SOME QUICK OBJECTIVE PROOF OF MY PHILOSOPHICAL GENIUS

I often tell my groupies that had I had the slightest interest in academia – complete with the steady pay, long vacations, loose students, sabbaticals, etc. – I could have written dry philosophical essays that would have been legendary for millennia to come.

Here’s the proof:

At the first philosophy class I ever attended (in 19, or 1993 according to the better-known system), the professor introduced to the millennia-old Liar’s Paradox (attributed to Eubulides of Miletus). I failed to understand the paradox. When I explained why, my professor whispered to me that he thought I had just solved it and should quickly publish it. I let out a loud laugh at academia and have never looked back since. I’ve since applied my energies to the far more colorful – if less secure – pursuit of my poetic beauty.

The paradox is a follows:

Take the following two sentences, A & B and try to assign a truth value to them, i.e., to say if they are true of false?

A: The following sentence is true.

B: The previous sentence is false.

Now if A is true, then B must be true. But B states that A is false, and if B is true, then A must be false. But that, in turn, makes A false, which makes A true again. So the paradox is, are sentences A & B true or false?

(This Paradox can also work in reverse:

A: The following sentence is false.

B: The previous sentence is true.)

My immediate question (which appears to have solved this ‘mystery’) was as follows:

‘But Mr. Professor, there doesn’t seem to be a logical or linguistic paradox here at all, but rather a series of deceiving gibberish.

You can’t attach a truth value to something that doesn’t exist. So when you start writing ‘The following sentence is…’ and you prepare to add a truth value, you have to analyze that which you’re attributing the truth value to, so you have to wait for the following sentence to appear. But the following sentence can’t appear, since it begins with the words ‘The previous sentence is…’ but the previous sentence doesn’t exist yet, since it’s not finished yet; there is simply no previous sentence to talk about yet.

And if you say that you can have B in your mind while uttering or writing A, so that it already exists while you’re commenting on it in A, that, too, falls apart since the sentence you’re thinking about namely, ‘The previous sentence is false.’ is an absurd sentence, since at the time that you’re thinking it, the ‘previous sentence’ hasn’t even been written yet, and, thus, can’t possible have a truth value yet.

And just like the sentence, ‘The following sentence will smell like a rose.’ can’t be true or false, so, too, the sentences ‘The following sentence will be true.’ or ‘The following sentence will be false.’ can’t be given truth values since they don’t have any logical value.

This doesn’t diminish the value or power of truth values, nor does it provide any logical or linguistic paradox. They’re simply collections of words resembling linguistic sentences, but more suited to the more flexible world of poetry.

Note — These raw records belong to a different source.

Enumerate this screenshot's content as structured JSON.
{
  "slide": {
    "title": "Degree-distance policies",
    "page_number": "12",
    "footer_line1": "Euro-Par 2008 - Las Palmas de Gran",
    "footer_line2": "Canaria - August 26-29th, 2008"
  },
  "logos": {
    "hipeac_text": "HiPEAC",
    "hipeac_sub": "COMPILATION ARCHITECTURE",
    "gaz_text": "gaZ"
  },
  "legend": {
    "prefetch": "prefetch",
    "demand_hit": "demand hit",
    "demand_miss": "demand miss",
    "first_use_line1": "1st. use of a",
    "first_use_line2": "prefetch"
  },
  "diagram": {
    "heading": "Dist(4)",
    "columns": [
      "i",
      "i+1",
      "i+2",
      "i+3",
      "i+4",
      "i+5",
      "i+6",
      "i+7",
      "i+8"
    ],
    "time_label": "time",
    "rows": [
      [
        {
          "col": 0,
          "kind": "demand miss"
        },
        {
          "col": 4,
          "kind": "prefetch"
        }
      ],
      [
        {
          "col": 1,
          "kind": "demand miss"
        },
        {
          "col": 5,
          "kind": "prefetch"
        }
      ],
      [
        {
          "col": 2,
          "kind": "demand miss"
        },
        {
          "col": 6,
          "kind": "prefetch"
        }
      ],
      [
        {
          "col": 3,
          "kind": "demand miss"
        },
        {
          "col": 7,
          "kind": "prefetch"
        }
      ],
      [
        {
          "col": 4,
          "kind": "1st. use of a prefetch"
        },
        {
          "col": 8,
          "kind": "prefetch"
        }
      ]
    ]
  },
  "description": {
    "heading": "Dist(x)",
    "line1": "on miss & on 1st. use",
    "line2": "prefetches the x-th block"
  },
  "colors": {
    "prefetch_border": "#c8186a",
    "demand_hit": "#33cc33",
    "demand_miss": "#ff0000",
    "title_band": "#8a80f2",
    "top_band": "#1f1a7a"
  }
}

If you try to improve the paradox with the following A & B:

A) The following sentence will be true.

B) The previous sentence was false.

or

A) The following sentence will be false.

B) The previous sentence was true.

a very similar solution applies. They get caught in the same kind of circle waiting forever to be completed, and since they are never complete they can never be attributed truth values.